Editor’s Note: After a few years working remotely, Nick Johnston is back in Canada all week covering the 2022 Toronto International Film Festival. We’re all very excited! Read through our continuing coverage of TIFF 2022, check out our official preview, and revisit our complete archives of this year and past festivals.
Occasionally, movies can provide glimpses into alternate worlds, and I don’t mean in the sense that they literally depict those worlds on-screen, much like our many multiverse-centric fantasies that we find dominating the multiplex in the most recent months. It’s a more vague feeling of “Oh, this is what things could have looked like if only a person had done —- instead of what they had done in reality. Lila Neugebauer’s Causeway is one such film because it suggests an alternate reality where Jennifer Lawrence had continued along her indie-lead pathway established by her works with the likes of Debra Granik at the start of her career instead of heading to the big-budget world of Hollywood and chasing award glory with the likes of David O. Russell and company. It’s a small-scale drama set in New Orleans about one woman’s recovery from traumas, both physical and emotional, and wisely avoids the typical pratfalls that come along with any attempt to grapple with lingering hurts and ills. But then again, it boasts a unique literary pedigree, given who penned Causeway, and it’d be deeply disappointing if it didn’t.
We’re introduced to Lynsey (Lawrence) as she’s leaving a Veteran’s hospital, almost wholly unable to speak and move on her own and watch her go through rehab, slowly regaining all the functions that she lost before her time in Afghanistan in the Army Corps of Engineers. She’s released right before she’s “fully recovered” and makes her way back to her home city, which she’s dreading: She joined the Army to get away from all of the pain she’d witnessed in her time there. Her mother’s unreliable, her brother’s lost to drugs, and having to inhabit that space all over again makes her just want to go back across the sea and do the necessary work which she knows she’s valued for. So, she spends a few weeks cleaning pools and trying to convince her doctor that she’s ready and able to return to duty. But her truck shits the bed, and she has to take it to a mechanic downtown. He’s a kindly dude named James (Bryan Tyree Henry, amazing as always), whose easygoing ways and laconic humor hide a pain he’s reminded of every time he looks down and sees the prosthetic where his left leg should be. The two start hanging out and become fast friends, chilling poolside in backyards unmonitored by vacationing homeowners, smoking weed, and drinking beers. But Lynsey’s gonna have to make a choice, eventually: does she stick around in New Orleans and join a “chosen” family, or is she going to go back to the Army?
Screenwriter Ottessa Moshfegh is the reason they make “40 Under 40” lists in the first place: She’s a massively successful novelist, whose books, ever since the publication of My Year of Rest and Relaxation a few years ago, have become de-facto events in the literary world.
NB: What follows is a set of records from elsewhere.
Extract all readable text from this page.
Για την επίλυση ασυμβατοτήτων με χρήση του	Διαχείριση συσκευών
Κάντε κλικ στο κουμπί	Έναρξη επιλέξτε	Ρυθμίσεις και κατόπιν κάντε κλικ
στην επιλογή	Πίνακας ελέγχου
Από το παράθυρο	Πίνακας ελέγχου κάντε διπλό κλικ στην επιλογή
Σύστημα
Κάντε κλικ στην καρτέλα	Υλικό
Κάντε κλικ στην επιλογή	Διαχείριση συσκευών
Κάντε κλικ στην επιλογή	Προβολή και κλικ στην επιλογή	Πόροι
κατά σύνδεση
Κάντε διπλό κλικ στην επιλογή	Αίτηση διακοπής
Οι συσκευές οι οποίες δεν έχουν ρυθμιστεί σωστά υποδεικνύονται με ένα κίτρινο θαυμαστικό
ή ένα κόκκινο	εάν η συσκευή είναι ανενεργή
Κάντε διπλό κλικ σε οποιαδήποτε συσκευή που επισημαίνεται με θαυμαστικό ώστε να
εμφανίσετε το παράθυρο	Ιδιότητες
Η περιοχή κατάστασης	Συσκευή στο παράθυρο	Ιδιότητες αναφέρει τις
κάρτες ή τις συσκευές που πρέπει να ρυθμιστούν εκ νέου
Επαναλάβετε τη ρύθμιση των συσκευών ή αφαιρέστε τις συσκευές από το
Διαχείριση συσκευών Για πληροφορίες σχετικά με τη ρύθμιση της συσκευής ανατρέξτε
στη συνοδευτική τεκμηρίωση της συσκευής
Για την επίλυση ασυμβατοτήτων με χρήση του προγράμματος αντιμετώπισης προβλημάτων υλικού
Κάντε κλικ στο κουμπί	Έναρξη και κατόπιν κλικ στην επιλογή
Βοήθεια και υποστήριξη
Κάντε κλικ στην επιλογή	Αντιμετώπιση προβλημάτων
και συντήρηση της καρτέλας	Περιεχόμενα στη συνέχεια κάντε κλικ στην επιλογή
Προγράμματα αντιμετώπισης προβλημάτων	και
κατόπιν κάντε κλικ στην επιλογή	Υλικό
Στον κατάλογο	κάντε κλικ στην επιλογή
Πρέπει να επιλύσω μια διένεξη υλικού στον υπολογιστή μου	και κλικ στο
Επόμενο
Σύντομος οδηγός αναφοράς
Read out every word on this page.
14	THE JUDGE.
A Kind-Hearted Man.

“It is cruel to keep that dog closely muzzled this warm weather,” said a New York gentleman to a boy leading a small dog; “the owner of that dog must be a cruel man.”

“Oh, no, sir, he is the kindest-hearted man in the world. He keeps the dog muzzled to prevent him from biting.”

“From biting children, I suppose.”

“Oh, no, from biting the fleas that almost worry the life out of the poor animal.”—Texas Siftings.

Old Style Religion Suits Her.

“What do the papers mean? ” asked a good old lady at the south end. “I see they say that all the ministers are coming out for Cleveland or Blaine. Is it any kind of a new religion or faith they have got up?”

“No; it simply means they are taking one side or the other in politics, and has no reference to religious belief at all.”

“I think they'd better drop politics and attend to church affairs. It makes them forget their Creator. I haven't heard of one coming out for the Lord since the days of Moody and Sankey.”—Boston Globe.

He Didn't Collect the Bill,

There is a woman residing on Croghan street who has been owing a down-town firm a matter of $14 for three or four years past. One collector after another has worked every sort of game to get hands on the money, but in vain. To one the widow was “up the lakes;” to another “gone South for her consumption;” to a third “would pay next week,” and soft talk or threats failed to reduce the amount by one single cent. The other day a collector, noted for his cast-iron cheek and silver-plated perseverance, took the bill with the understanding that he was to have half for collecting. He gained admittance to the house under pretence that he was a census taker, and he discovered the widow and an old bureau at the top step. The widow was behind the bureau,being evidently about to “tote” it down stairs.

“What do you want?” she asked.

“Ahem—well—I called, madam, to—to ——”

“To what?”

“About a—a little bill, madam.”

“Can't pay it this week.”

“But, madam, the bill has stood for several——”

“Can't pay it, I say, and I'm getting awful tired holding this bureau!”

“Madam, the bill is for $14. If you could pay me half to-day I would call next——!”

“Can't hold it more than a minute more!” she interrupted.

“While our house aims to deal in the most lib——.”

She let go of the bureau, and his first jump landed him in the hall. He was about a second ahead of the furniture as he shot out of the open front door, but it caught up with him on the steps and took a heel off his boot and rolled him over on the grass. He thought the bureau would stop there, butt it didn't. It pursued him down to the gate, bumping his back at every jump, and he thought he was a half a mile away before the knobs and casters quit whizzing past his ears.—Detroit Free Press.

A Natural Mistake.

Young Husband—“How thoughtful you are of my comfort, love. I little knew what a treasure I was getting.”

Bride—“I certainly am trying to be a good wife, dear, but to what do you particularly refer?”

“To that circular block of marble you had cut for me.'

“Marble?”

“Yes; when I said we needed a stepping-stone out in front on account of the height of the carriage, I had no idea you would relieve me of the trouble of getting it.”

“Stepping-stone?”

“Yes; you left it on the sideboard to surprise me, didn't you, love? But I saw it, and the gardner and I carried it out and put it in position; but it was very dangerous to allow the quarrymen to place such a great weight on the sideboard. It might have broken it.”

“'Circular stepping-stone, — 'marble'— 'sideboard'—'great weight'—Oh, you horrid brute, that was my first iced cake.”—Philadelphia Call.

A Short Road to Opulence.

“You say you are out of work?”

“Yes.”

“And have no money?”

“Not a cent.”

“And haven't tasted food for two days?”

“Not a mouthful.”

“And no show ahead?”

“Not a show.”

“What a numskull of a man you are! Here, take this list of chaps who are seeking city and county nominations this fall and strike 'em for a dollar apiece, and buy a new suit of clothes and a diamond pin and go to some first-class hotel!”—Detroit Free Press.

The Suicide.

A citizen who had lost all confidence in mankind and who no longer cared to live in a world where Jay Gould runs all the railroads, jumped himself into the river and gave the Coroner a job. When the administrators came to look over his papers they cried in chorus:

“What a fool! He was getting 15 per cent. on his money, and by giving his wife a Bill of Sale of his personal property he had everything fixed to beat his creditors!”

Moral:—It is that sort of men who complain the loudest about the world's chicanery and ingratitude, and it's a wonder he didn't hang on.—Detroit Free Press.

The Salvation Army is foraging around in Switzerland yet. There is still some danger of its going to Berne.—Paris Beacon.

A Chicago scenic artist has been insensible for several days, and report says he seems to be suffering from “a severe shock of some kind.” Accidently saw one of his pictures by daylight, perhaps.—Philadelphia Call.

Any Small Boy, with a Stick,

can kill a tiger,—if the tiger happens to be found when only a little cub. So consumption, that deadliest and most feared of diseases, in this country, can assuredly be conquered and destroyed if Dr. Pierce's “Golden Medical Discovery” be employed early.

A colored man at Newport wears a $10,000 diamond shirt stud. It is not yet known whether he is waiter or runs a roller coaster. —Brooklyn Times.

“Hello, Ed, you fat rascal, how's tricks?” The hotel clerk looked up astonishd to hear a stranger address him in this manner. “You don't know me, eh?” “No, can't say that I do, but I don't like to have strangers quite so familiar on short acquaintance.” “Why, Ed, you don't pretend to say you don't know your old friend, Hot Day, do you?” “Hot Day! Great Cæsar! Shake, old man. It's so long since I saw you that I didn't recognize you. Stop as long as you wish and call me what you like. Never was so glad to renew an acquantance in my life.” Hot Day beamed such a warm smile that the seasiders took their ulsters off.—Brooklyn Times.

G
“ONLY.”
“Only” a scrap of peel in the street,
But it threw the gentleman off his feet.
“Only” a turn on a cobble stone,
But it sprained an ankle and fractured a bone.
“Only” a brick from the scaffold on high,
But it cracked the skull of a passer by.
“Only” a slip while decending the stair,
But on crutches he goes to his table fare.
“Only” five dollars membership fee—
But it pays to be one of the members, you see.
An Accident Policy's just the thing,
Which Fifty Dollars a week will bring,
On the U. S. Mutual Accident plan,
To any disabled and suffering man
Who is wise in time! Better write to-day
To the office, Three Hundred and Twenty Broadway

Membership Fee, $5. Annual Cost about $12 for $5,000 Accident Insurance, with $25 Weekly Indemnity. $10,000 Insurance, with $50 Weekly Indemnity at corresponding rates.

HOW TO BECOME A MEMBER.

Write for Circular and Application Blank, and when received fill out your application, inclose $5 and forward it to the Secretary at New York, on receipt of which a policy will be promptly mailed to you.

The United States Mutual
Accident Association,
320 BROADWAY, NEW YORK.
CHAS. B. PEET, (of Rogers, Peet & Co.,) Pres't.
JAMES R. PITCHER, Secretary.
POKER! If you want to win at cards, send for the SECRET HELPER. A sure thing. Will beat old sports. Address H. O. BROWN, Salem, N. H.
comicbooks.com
She specializes in a certain kind of lush and vivid genre-writing, often from the perspective of alienated women in excessively strange situations, and her script for Causeway (co-written with two other writers) is exactly what I’d imagine a Moshfegh novel to look like without the benefit of the close psychic distance one gets from a novel written in the first person. There are lots of heavy silences and pauses, but what’s amazing about both Neugebauer’s direction and Lawrence’s performance is that you can imagine that internal monologue rolling through her passive glances and taking-in her surroundings, the latter of which are lovingly rendered in with a clear eye for small details rarely captured by news cameras or by tourist’s photographs. Sno-cone shops, greasy-spoon diners, backyards bathed in blue wavy light: a lovely and close-held vision of a city that can often only be glimpsed by its residents.
But it’s the work done by Lawrence and Henry that makes Causeway something more special than just your average indie drama with a literary pedigree. The friendship that forms between Lynsey and James is natural and funny, occasionally marred by some stupid comment or disagreement, but the two keep on going back to each other because they’re in similar circumstances. James is visibly marked by his disability, no matter how well the prosthesis might hide it, and while Lynsey can pass, she’s still limited in some ways by the brain injury: She drops things and blurts out dumb shit without even realizing it. They understand each other, and that understanding allows them to find some manner of healing, even though they couldn’t be further apart in the circumstances of their lives. The kindnesses shared between them are often so subtle that they take a minute or two to reflect upon what exactly they mean, which is almost endlessly refreshing in an era of outright obviousness like ours.
But, more importantly, it’s lovely to be reminded of what Lawrence can do outside of the confines of the traditional studio system and how gifted a performer she is when she doesn’t have someone like Russell or Adam McKay telling her to belt it out to the cheap seats, instead emphasizing the things that made her relatable in the first place: A keen sense of character and the patience to let the intangibles of their identity manifest over time.